Despite the economic turbulence, Frieze announced in July the acquisition of both the Armory Show and Expo Chicago, while Art Basel hired Bridget Finn to helm the Miami Beach fair. Still, by then, the black cloud hanging over the market was undeniable. Sotheby’s and Phillips thinned their respective herds, and Christie’s, having wildly misjudged interest in the generative AI market, announced a 23 percent drop in sales for the first half of the year.

Phillips followed suit in August, announcing a 40 percent drop in sales for the first half of 2023. That same month Christie’s and Sotheby’s began a prolonged battle for the Emily Fisher Landau collection, a sale they likely hoped might set the market right.

By September, most of the art world had accepted that things were no longer easy-breezy. And trouble plagued more than just the balance sheets. Frieze Seoul and the Armory Show opened within days of each other, leading people to ponder the perceived conflict of interest in Frieze’s purchase and the New York fair’s future. Meanwhile, court documents revealed that Christie’s, which early in the month had to cancel a lucrative sale of Heidi Horten’s jewelry, owing to her unsavory life choices, had for years been fighting tariffs on imports spurred by the United States trade war with China.

A cursory look back at the year this past October showed how far the needle had moved. The London sales proved disappointing, which at this point could hardly have been a surprise, and as a spate of galleries closed in downtown Manhattan, hopeful upstarts and longtime power dealers began to move in. On a positive note, the incomparable Julie Mehretu set the auction record for an African-born artist when one of her pictures sold at Sotheby’s Hong Kong for $9.32 million (with fees).

Though major American artists took the auction block during the November sales, throughout that week, results were expectedly flat, thanks to a new air of penny-pinching conservatism among top-tier collectors. Still, those with the means were happy to spend on the right piece, the proof lying in the Sotheby’s sale of Agnes Martin’s 1961 Grey Stone II, from the Emily Fisher Landau collection, which brought in a record-breaking $18.7 million (with fees).

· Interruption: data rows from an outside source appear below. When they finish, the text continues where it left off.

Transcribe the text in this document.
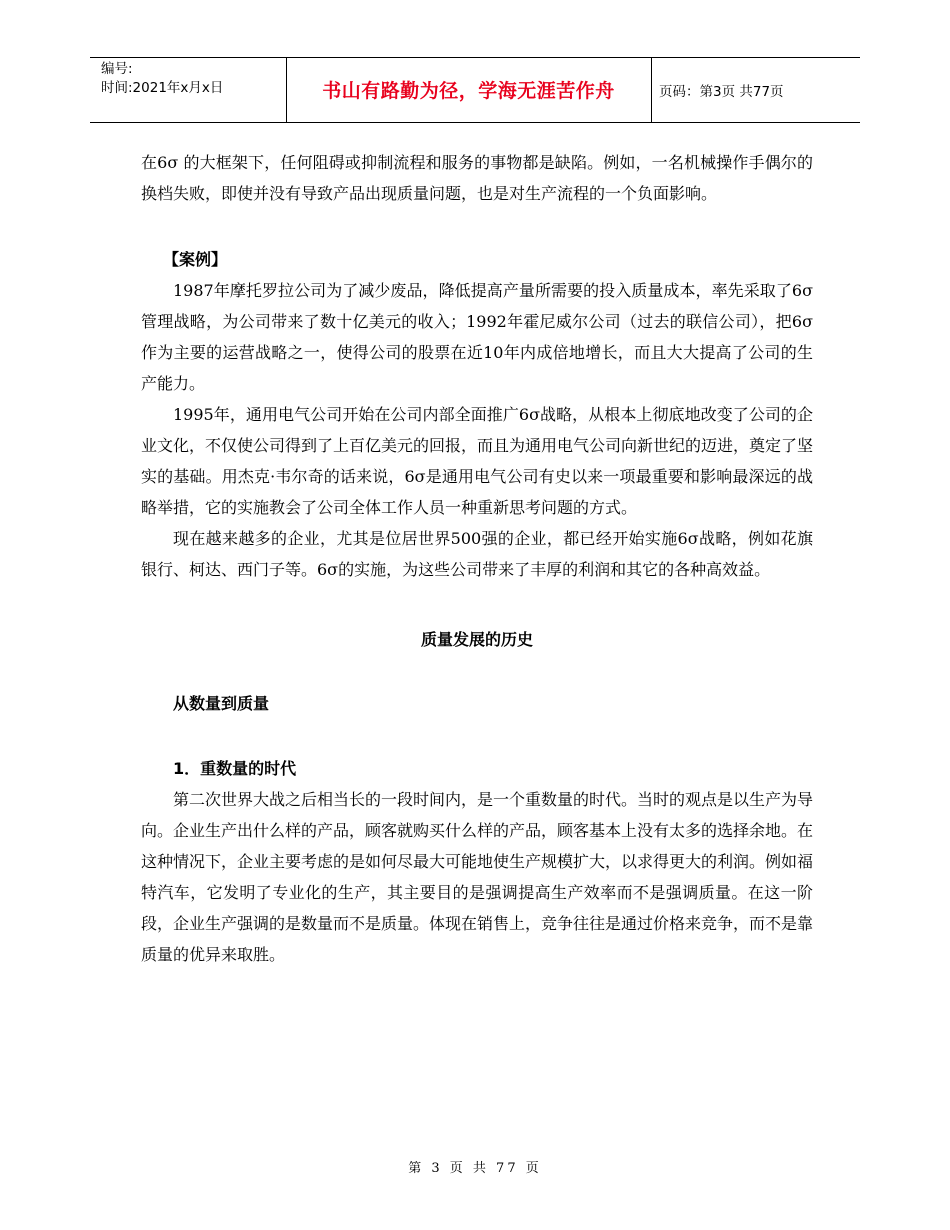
编号:
时间:2021年x月x日	书山有路勤为径，学海无涯苦作舟	页码：第3页 共77页

在6σ 的大框架下，任何阻碍或抑制流程和服务的事物都是缺陷。例如，一名机械操作手偶尔的换档失败，即使并没有导致产品出现质量问题，也是对生产流程的一个负面影响。

【案例】

1987年摩托罗拉公司为了减少废品，降低提高产量所需要的投入质量成本，率先采取了6σ管理战略，为公司带来了数十亿美元的收入；1992年霍尼威尔公司（过去的联信公司），把6σ作为主要的运营战略之一，使得公司的股票在近10年内成倍地增长，而且大大提高了公司的生产能力。

1995年，通用电气公司开始在公司内部全面推广6σ战略，从根本上彻底地改变了公司的企业文化，不仅使公司得到了上百亿美元的回报，而且为通用电气公司向新世纪的迈进，奠定了坚实的基础。用杰克·韦尔奇的话来说，6σ是通用电气公司有史以来一项最重要和影响最深远的战略举措，它的实施教会了公司全体工作人员一种重新思考问题的方式。

现在越来越多的企业，尤其是位居世界500强的企业，都已经开始实施6σ战略，例如花旗银行、柯达、西门子等。6σ的实施，为这些公司带来了丰厚的利润和其它的各种高效益。

质量发展的历史

从数量到质量

1．重数量的时代

第二次世界大战之后相当长的一段时间内，是一个重数量的时代。当时的观点是以生产为导向。企业生产出什么样的产品，顾客就购买什么样的产品，顾客基本上没有太多的选择余地。在这种情况下，企业主要考虑的是如何尽最大可能地使生产规模扩大，以求得更大的利润。例如福特汽车，它发明了专业化的生产，其主要目的是强调提高生产效率而不是强调质量。在这一阶段，企业生产强调的是数量而不是质量。体现在销售上，竞争往往是通过价格来竞争，而不是靠质量的优异来取胜。

第 3 页 共 77 页
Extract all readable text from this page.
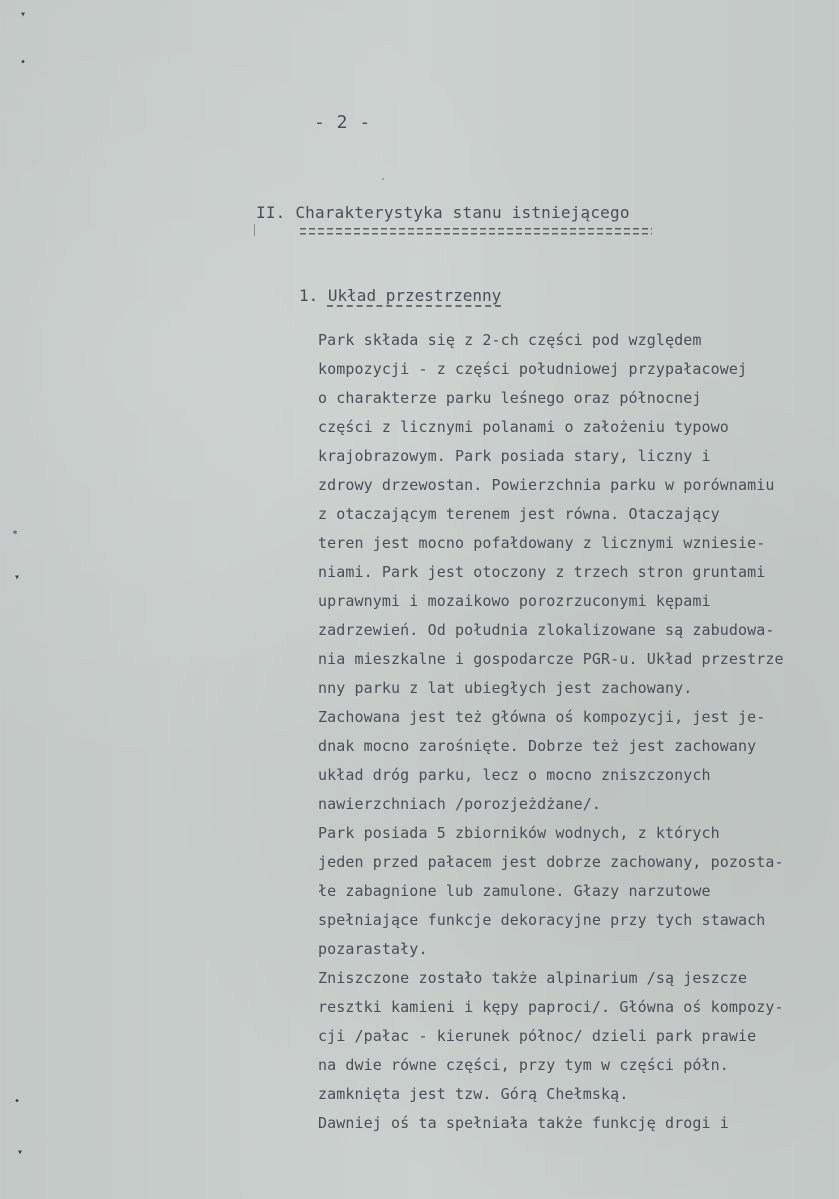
▾
•
*
▾
•
▾
- 2 -
II. Charakterystyka stanu istniejącego
1. Układ przestrzenny
Park składa się z 2-ch części pod względem
kompozycji - z części południowej przypałacowej
o charakterze parku leśnego oraz północnej
części z licznymi polanami o założeniu typowo
krajobrazowym. Park posiada stary, liczny i
zdrowy drzewostan. Powierzchnia parku w porównamiu
z otaczającym terenem jest równa. Otaczający
teren jest mocno pofałdowany z licznymi wzniesie-
niami. Park jest otoczony z trzech stron gruntami
uprawnymi i mozaikowo porozrzuconymi kępami
zadrzewień. Od południa zlokalizowane są zabudowa-
nia mieszkalne i gospodarcze PGR-u. Układ przestrze
nny parku z lat ubiegłych jest zachowany.
Zachowana jest też główna oś kompozycji, jest je-
dnak mocno zarośnięte. Dobrze też jest zachowany
układ dróg parku, lecz o mocno zniszczonych
nawierzchniach /porozjeżdżane/.
Park posiada 5 zbiorników wodnych, z których
jeden przed pałacem jest dobrze zachowany, pozosta-
łe zabagnione lub zamulone. Głazy narzutowe
spełniające funkcje dekoracyjne przy tych stawach
pozarastały.
Zniszczone zostało także alpinarium /są jeszcze
resztki kamieni i kępy paproci/. Główna oś kompozy-
cji /pałac - kierunek północ/ dzieli park prawie
na dwie równe części, przy tym w części półn.
zamknięta jest tzw. Górą Chełmską.
Dawniej oś ta spełniała także funkcję drogi i
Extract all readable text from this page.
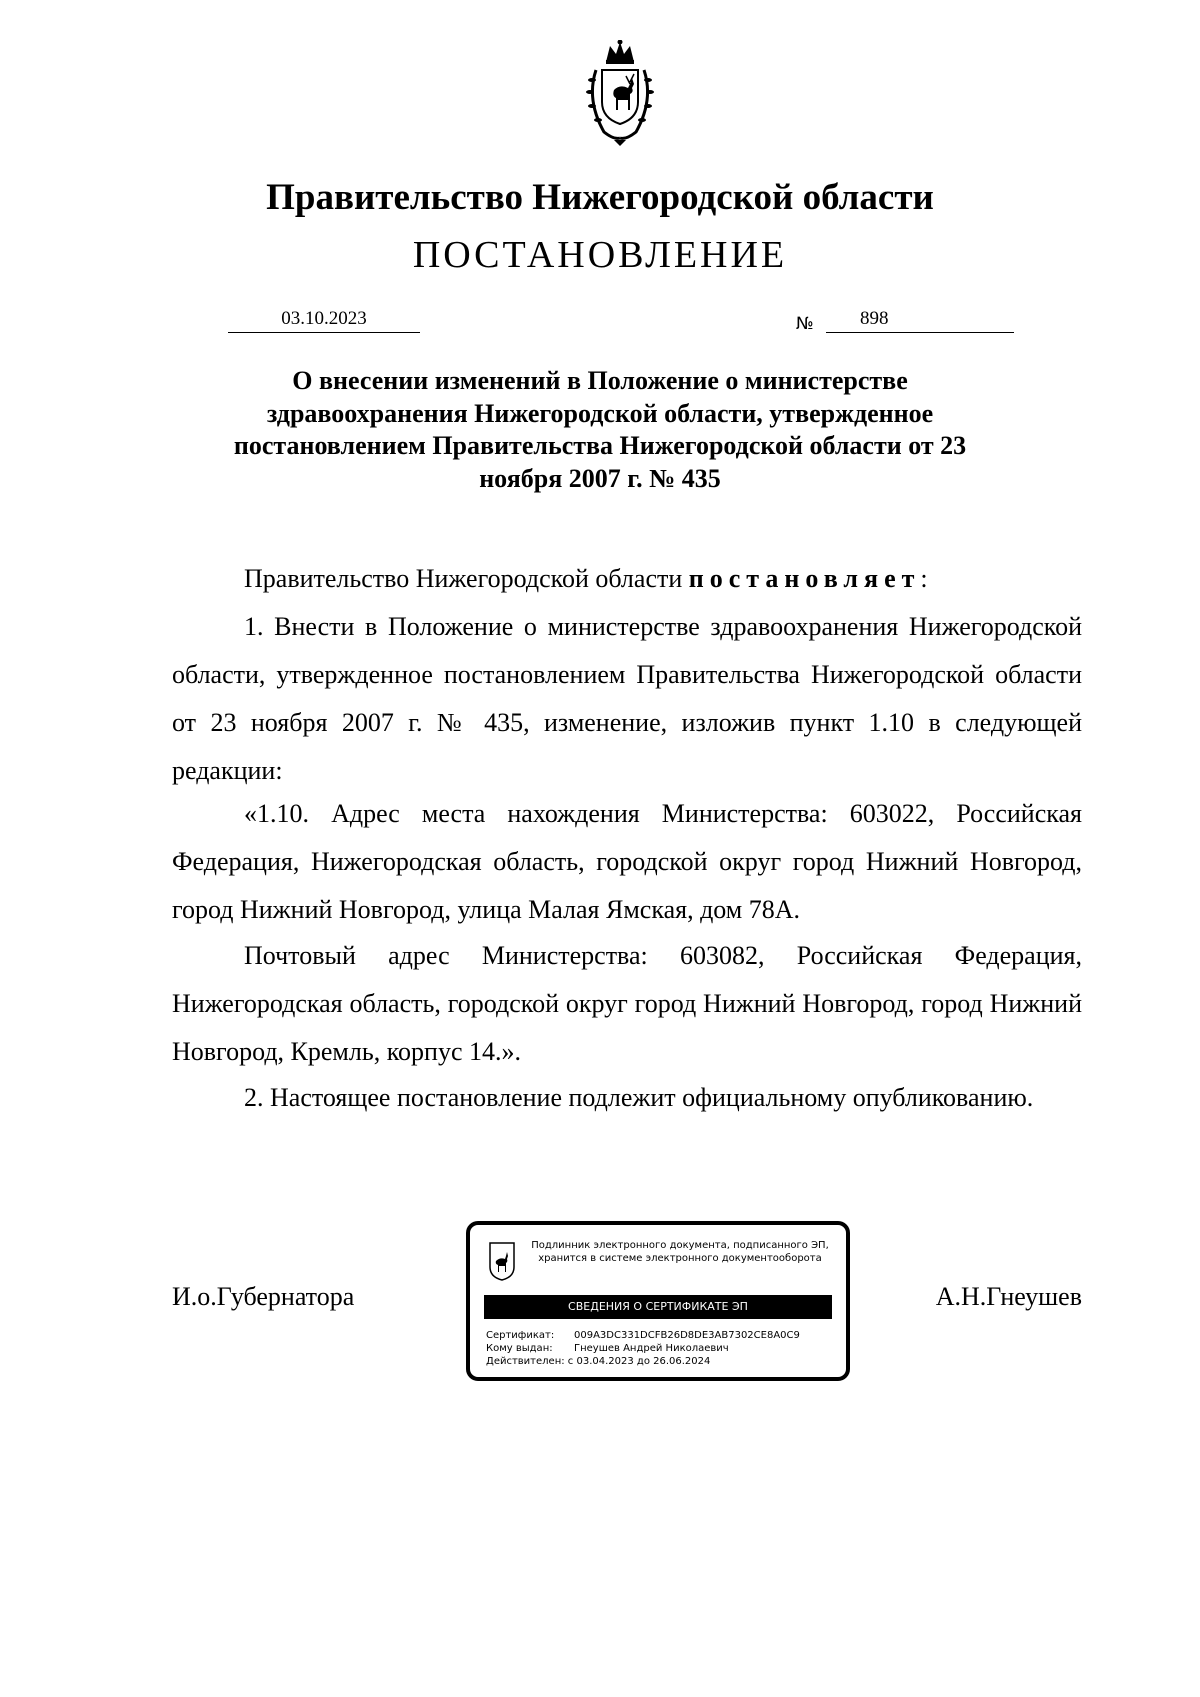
Правительство Нижегородской области
ПОСТАНОВЛЕНИЕ
03.10.2023	№ 898
О внесении изменений в Положение о министерстве здравоохранения Нижегородской области, утвержденное постановлением Правительства Нижегородской области от 23 ноября 2007 г. № 435
Правительство Нижегородской области постановляет:
1. Внести в Положение о министерстве здравоохранения Нижегородской области, утвержденное постановлением Правительства Нижегородской области от 23 ноября 2007 г. № 435, изменение, изложив пункт 1.10 в следующей редакции:
«1.10. Адрес места нахождения Министерства: 603022, Российская Федерация, Нижегородская область, городской округ город Нижний Новгород, город Нижний Новгород, улица Малая Ямская, дом 78А.
Почтовый адрес Министерства: 603082, Российская Федерация, Нижегородская область, городской округ город Нижний Новгород, город Нижний Новгород, Кремль, корпус 14.».
2. Настоящее постановление подлежит официальному опубликованию.
И.о.Губернатора	А.Н.Гнеушев
Подлинник электронного документа, подписанного ЭП,
хранится в системе электронного документооборота
СВЕДЕНИЯ О СЕРТИФИКАТЕ ЭП
Сертификат: 009A3DC331DCFB26D8DE3AB7302CE8A0C9
Кому выдан: Гнеушев Андрей Николаевич
Действителен: с 03.04.2023 до 26.06.2024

The final month of 2023 has the art world looking back more clear eyed at the year that’s passed (though some might still be hungover from Miami, which was said to lack its characteristic pop). Christie’s, announcing their year-end projections, blamed a drop in revenue exceeding 20 percent on a temporary spike from the remarkable Paul Allen sale. Sotheby’s laid out their auction calendar a full year in advance, which is all but unheard of in the auction business, as if they had been given a sign of what’s to come.

The only half-certainty here is that the market in 2024 should look a bit better than this year’s, either because the work on offer will be better, or because the players will have finally stepped outside Plato’s Cave and seen it for what it truly is.